Unlocking AI & ML Metal Performance with QBO Kubernetes Engine (QKE) Part II

Deploying Kubeflow

BY ALEX DIAZ - FEB 3, 2024

Welcome to the second part of “Unlocking AI & ML Metal Performance with QBO Kubernetes Engine (QKE)”. In this session, we’ll guide you through the setup of Kubeflow with Nvidia GPU Operator support in QKE. If you missed part one, make sure to catch up before diving into this session.

QBO Kubernetes Engine (QKE) offers unparalleled performance for any ML and AI workloads, bypassing the constraints of traditional virtual machines. By deploying Kubernetes components using Kubernetes-in-Docker technology, it grants direct access to hardware resources. This approach delivers the agility of the cloud while maintaining optimal performance.

Kubeflow installation

Kubeflow plays a crucial role in democratizing AI by providing a unified platform that enables organizations to efficiently develop, deploy, and manage AI applications at scale.

Prior to beginning, please be advised that this demonstration is entirely automated through the QKE Web Terminal using QBOT and supported in QBO Community Edition (Linux and Windows WSL2) and QBO Cloud Edition. QBOT will execute the same commands you are about to input. Therefore, if you do not intend to make any modifications and wish to observe the process, I recommend utilizing QBOT for optimal efficiency and accuracy. You can simply run the following from the QKE Terminal and press enter to activate the next command.
git clone https://github.com/alexeadem/qbot
cd qbot
./qbot kubeflow

It is now Kubeflow time! Let’s begin the Kubeflow installation process by cloning the Kubeflow repository using git.

Get kubeflow repo

git clone https://github.com/kubeflow/manifests.git

Checkout Kubeflow Tag

Let’s switch to version v1.7.0, which is compatible with the Kubernetes version we’ve recently installed.

cd manifests/
git checkout v1.7.0

We’ll use a Kustomize-based approach to install Kubeflow, allowing for flexible deployment across different environments, including Kubernetes-in-Docker in this case.

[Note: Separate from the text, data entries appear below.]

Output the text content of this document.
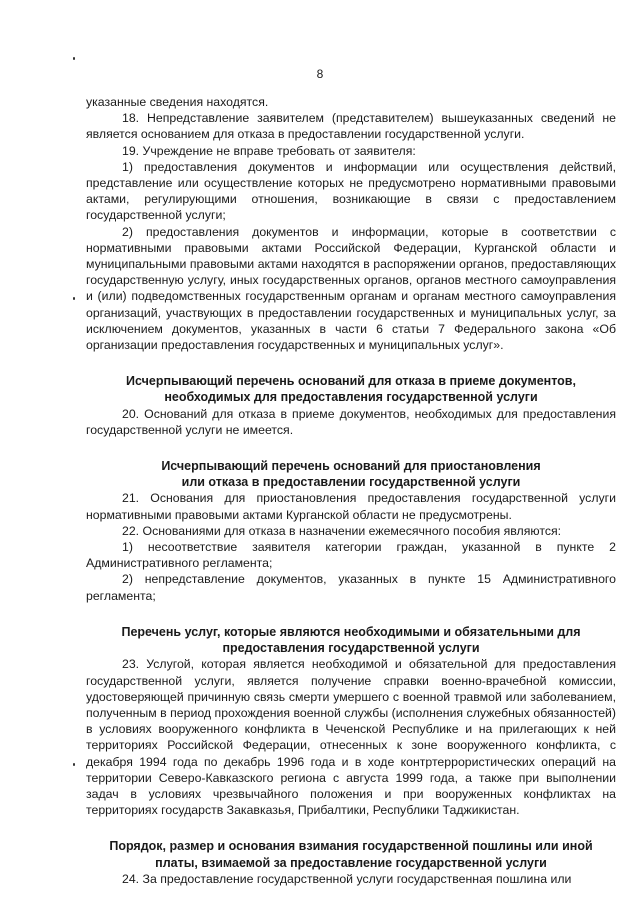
8

указанные сведения находятся.

18. Непредставление заявителем (представителем) вышеуказанных сведений не является основанием для отказа в предоставлении государственной услуги.

19. Учреждение не вправе требовать от заявителя:

1) предоставления документов и информации или осуществления действий, представление или осуществление которых не предусмотрено нормативными правовыми актами, регулирующими отношения, возникающие в связи с предоставлением государственной услуги;

2) предоставления документов и информации, которые в соответствии с нормативными правовыми актами Российской Федерации, Курганской области и муниципальными правовыми актами находятся в распоряжении органов, предоставляющих государственную услугу, иных государственных органов, органов местного самоуправления и (или) подведомственных государственным органам и органам местного самоуправления организаций, участвующих в предоставлении государственных и муниципальных услуг, за исключением документов, указанных в части 6 статьи 7 Федерального закона «Об организации предоставления государственных и муниципальных услуг».

Исчерпывающий перечень оснований для отказа в приеме документов,
необходимых для предоставления государственной услуги

20. Оснований для отказа в приеме документов, необходимых для предоставления государственной услуги не имеется.

Исчерпывающий перечень оснований для приостановления
или отказа в предоставлении государственной услуги

21. Основания для приостановления предоставления государственной услуги нормативными правовыми актами Курганской области не предусмотрены.

22. Основаниями для отказа в назначении ежемесячного пособия являются:

1) несоответствие заявителя категории граждан, указанной в пункте 2 Административного регламента;

2) непредставление документов, указанных в пункте 15 Административного регламента;

Перечень услуг, которые являются необходимыми и обязательными для
предоставления государственной услуги

23. Услугой, которая является необходимой и обязательной для предоставления государственной услуги, является получение справки военно-врачебной комиссии, удостоверяющей причинную связь смерти умершего с военной травмой или заболеванием, полученным в период прохождения военной службы (исполнения служебных обязанностей) в условиях вооруженного конфликта в Чеченской Республике и на прилегающих к ней территориях Российской Федерации, отнесенных к зоне вооруженного конфликта, с декабря 1994 года по декабрь 1996 года и в ходе контртеррористических операций на территории Северо-Кавказского региона с августа 1999 года, а также при выполнении задач в условиях чрезвычайного положения и при вооруженных конфликтах на территориях государств Закавказья, Прибалтики, Республики Таджикистан.

Порядок, размер и основания взимания государственной пошлины или иной
платы, взимаемой за предоставление государственной услуги

24. За предоставление государственной услуги государственная пошлина или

Now, let’s install Kustomize using the provided installation shell script.

Install Kustomize

curl -s \"https://raw.githubusercontent.com/kubernetes-sigs/kustomize/master/hack/install_kustomize.sh\"  | bash

Install Kubeflow with kustomize

Kustomize has been successfully installed on the system, and now we can proceed with the Kubeflow installation.

The following command will execute in a loop, continuously checking for the readiness of the components. It will stop once all components are up and running.

while ! ./kustomize build example | kubectl apply -f -; do echo \"Retrying to apply resources\"; sleep 10; done

Kubeflow Configuration

Configure for Kubernetes-in-Docker
Since we’re employing Kubernetes-in-Docker, or more specifically Containerd within Docker, we need to reconfigure Kubeflow to utilize Containerd. This can be accomplished with the following command:

./kustomize build apps/pipeline/upstream/env/platform-agnostic-multi-user-pns | kubectl apply -f -

Wait for all the components

As before, we’ll wait for all components to reach the ‘Running’ stage or appear as blue nodes in the neural graph.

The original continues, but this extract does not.